From a workforce standpoint, I think we’re going to see significant attrition after the pandemic, with physicians, nurses, and techs wanting to get out of health care. The message they’re hearing is, “Thank you for serving on the front lines of the pandemic, now we’re going to cut your pay and benefits.” With that going on and then what’s happening with Medicare and insurance, I think you’re going to see a fair amount of attrition and turnover, which could make access to care even more difficult moving forward.
JHC: Are organizations anticipating the attrition and trying to work toward preventing it?
Dr. Stanton: I think some are. While I think you’ll be able to make up with bodies, the question is quality.
There is a big difference between having a board certified emergency physician versus a nurse practitioner that just finished their online degree. Though they are both providers, the quality is going to be very different, the experience is very different. There are mechanisms by which to replace, but the question is, what is the experience and knowledge and what’s being lost from a patient exposure standpoint?
The average emergency physician sees about 20,000 patients before they’re considered sufficiently competent in emergency medicine.
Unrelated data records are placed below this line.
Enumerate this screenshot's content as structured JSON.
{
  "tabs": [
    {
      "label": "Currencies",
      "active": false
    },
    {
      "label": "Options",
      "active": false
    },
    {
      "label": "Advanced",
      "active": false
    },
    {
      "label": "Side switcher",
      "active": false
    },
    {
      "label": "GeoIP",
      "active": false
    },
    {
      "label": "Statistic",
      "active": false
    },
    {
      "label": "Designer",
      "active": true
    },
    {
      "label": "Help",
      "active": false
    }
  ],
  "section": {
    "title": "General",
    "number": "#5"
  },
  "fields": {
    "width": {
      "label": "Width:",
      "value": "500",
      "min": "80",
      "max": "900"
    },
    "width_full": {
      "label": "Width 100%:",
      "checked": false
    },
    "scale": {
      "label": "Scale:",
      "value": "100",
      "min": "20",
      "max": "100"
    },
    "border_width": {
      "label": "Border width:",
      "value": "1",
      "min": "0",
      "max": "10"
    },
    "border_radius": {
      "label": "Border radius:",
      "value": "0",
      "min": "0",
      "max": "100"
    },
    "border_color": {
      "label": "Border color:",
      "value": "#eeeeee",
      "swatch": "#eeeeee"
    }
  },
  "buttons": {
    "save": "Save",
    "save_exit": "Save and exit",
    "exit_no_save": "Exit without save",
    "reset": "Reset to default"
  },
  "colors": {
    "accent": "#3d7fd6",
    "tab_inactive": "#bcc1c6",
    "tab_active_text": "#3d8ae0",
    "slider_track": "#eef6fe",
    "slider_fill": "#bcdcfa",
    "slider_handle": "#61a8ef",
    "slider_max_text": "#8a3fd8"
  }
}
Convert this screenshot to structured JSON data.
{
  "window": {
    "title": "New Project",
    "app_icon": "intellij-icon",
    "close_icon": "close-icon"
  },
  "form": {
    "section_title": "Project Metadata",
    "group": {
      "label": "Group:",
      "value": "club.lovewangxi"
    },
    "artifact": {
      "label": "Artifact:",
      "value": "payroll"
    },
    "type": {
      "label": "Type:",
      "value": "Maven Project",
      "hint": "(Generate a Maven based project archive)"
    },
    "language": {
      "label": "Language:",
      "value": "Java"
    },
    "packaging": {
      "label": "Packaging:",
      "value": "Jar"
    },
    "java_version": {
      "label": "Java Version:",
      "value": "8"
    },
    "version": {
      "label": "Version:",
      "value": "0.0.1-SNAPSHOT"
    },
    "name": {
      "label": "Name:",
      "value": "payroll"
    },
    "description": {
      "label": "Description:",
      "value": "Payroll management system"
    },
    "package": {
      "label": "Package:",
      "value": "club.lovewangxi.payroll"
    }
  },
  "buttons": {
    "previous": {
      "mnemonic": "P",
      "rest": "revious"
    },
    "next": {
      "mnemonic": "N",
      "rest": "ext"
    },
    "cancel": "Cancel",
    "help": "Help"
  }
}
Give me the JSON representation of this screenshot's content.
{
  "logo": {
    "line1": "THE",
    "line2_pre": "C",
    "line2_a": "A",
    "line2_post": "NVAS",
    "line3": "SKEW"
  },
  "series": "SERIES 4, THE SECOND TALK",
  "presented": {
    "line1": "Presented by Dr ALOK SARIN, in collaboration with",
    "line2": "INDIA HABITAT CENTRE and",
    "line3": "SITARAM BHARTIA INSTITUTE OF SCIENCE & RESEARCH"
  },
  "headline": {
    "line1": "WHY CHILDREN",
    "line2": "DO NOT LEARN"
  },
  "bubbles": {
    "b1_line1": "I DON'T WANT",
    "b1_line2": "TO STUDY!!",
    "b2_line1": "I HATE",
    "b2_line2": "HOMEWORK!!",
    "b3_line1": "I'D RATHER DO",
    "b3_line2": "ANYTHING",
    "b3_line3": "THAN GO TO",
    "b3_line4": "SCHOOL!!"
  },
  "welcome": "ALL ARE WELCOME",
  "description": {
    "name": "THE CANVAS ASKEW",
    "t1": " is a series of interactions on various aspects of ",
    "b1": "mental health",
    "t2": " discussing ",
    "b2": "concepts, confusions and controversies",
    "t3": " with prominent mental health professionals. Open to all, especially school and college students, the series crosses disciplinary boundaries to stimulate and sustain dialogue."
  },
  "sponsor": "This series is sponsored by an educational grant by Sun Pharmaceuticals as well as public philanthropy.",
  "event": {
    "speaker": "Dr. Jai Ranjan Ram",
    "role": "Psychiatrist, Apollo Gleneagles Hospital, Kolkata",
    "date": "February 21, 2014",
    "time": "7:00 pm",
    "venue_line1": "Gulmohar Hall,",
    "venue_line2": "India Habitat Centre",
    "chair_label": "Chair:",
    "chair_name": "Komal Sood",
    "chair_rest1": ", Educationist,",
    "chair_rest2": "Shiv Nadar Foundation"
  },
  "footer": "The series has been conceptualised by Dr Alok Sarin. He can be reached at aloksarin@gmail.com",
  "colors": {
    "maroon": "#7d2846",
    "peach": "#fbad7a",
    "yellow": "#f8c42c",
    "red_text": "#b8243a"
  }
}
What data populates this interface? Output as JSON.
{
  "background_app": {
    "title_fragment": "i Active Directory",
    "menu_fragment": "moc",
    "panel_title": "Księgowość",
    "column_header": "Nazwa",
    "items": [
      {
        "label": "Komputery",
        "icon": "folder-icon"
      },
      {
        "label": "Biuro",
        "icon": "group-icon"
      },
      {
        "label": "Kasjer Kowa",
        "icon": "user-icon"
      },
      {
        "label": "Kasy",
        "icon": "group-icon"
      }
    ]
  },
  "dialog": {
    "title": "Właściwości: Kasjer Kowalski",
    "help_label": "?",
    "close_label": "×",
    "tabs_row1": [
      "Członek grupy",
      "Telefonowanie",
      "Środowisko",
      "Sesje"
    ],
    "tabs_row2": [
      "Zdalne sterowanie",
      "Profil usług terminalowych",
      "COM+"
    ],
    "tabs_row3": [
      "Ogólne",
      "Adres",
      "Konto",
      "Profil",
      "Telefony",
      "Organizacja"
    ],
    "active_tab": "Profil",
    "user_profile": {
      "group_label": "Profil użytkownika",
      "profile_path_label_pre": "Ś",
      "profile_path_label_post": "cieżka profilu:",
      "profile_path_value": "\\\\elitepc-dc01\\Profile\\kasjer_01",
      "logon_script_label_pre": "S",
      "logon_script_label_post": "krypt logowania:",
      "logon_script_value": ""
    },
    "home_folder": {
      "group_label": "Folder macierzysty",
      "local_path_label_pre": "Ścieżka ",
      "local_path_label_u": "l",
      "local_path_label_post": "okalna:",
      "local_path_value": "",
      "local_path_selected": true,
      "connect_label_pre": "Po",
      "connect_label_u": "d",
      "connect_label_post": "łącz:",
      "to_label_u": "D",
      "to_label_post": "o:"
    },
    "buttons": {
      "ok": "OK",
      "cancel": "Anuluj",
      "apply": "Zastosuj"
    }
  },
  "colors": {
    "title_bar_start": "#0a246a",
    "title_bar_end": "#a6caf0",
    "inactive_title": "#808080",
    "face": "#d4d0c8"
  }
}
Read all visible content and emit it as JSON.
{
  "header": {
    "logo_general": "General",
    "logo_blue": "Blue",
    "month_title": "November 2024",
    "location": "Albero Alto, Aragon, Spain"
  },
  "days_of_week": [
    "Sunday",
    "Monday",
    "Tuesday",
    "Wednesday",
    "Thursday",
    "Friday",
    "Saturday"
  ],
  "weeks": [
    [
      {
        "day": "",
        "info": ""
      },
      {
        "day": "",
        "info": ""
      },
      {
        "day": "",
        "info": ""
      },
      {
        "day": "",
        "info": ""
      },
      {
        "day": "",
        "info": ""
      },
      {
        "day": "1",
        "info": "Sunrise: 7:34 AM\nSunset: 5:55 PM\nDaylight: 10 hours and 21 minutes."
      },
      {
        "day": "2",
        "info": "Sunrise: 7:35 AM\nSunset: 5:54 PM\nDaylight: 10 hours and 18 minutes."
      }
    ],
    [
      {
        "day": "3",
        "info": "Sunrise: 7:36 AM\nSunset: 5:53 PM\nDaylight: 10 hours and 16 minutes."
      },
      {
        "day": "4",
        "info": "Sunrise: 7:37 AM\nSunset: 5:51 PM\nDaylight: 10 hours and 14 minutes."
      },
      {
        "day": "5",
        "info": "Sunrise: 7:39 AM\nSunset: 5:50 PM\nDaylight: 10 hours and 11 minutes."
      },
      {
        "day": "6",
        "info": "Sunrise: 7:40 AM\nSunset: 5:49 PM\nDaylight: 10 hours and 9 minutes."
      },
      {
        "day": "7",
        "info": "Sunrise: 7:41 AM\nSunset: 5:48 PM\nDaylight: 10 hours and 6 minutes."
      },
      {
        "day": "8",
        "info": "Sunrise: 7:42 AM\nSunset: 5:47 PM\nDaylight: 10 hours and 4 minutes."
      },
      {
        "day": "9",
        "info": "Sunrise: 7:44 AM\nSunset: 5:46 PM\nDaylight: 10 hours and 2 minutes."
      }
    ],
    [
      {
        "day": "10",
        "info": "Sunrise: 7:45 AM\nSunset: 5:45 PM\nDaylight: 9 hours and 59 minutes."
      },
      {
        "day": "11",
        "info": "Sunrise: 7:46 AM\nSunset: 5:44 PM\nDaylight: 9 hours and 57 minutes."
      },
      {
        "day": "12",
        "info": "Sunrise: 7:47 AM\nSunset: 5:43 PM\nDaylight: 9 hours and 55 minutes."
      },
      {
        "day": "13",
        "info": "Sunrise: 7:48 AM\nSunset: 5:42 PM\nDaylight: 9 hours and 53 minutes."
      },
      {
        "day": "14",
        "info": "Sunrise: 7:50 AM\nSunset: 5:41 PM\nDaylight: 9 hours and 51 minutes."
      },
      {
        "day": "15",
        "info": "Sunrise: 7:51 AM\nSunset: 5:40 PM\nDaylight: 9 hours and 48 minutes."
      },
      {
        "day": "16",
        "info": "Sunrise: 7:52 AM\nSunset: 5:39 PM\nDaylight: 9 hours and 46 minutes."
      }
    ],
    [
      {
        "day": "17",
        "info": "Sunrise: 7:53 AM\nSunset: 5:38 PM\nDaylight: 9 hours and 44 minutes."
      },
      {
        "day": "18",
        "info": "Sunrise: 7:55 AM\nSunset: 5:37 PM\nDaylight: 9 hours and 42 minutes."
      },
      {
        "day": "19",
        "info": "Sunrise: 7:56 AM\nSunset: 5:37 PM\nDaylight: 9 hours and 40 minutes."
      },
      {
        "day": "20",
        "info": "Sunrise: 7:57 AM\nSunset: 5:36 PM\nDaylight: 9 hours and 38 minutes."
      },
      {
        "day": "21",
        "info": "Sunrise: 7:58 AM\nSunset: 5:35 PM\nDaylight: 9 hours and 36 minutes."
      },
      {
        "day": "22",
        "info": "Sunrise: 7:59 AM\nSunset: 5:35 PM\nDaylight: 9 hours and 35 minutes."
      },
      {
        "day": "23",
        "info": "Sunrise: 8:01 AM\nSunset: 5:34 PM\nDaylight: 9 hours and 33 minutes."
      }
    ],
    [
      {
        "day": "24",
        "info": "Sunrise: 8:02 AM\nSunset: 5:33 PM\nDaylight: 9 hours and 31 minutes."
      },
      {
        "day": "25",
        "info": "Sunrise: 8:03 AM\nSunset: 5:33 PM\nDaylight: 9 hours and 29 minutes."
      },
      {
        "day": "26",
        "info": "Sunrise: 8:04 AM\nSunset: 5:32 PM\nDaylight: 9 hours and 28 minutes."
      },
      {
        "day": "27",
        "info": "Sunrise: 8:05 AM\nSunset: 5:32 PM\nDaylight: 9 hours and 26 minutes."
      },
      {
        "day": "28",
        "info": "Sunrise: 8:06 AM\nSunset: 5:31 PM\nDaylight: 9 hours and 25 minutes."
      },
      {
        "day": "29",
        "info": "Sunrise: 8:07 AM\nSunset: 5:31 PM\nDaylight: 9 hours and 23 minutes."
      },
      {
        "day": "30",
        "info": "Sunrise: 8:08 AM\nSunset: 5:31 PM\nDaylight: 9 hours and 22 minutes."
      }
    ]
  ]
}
We typically have 20,000 hours of training before we can be board certified. When we replace, when we backfill, what’s the loss because of that? I think a lot of facilities are trying to put plans of succession and future growth and pipelines to staffing models. But again, there’s a shifting landscape of where are your people? What are their degrees and qualifications? And what’s the demand out there?
The challenge now is that we have a whole country that’s going to be dealing with supply and demand, as opposed to just regional stuff, which is just easy to fix with people moving from site to site to get a better job, better facilities, better support. But now it’s the whole country.
JHC: What do the next few months look like for emergency physicians?
Dr. Stanton: The biggest thing that has uplifted medicine, especially emergency physicians and emergency staff, has been the vaccine. The vaccine was the first time in nine months that we’ve seen frontline health care workers with a positive outlook on the pandemic and that there’s going to be an end. Before it seemed like the goalposts were moving farther and farther away. Everybody is finally upbeat with seeing the potential light at the end of the tunnel.
Also, there have been some side benefits. I’ve not seen a single flu case so far this year. We aren’t seeing RSV, we’re not seeing norovirus, we’re not seeing the usual things this time of year. So there’s been a benefit from those standpoints. Those tend to be high risk for our young children, so our children are probably safer this winter than they’ve ever been.
We’re looking forward to 2021 being an exit strategy to the pandemic. We’re starting to see a change in the mood towards more positive now than what we would have seen a month ago. And I think that’s going to continue as we see the numbers start to drop off in mid-January, which is expected after the holidays. They’ll shoot up a little bit and then start to tail off, and hopefully with the vaccine distribution, we’ll see it go away for good.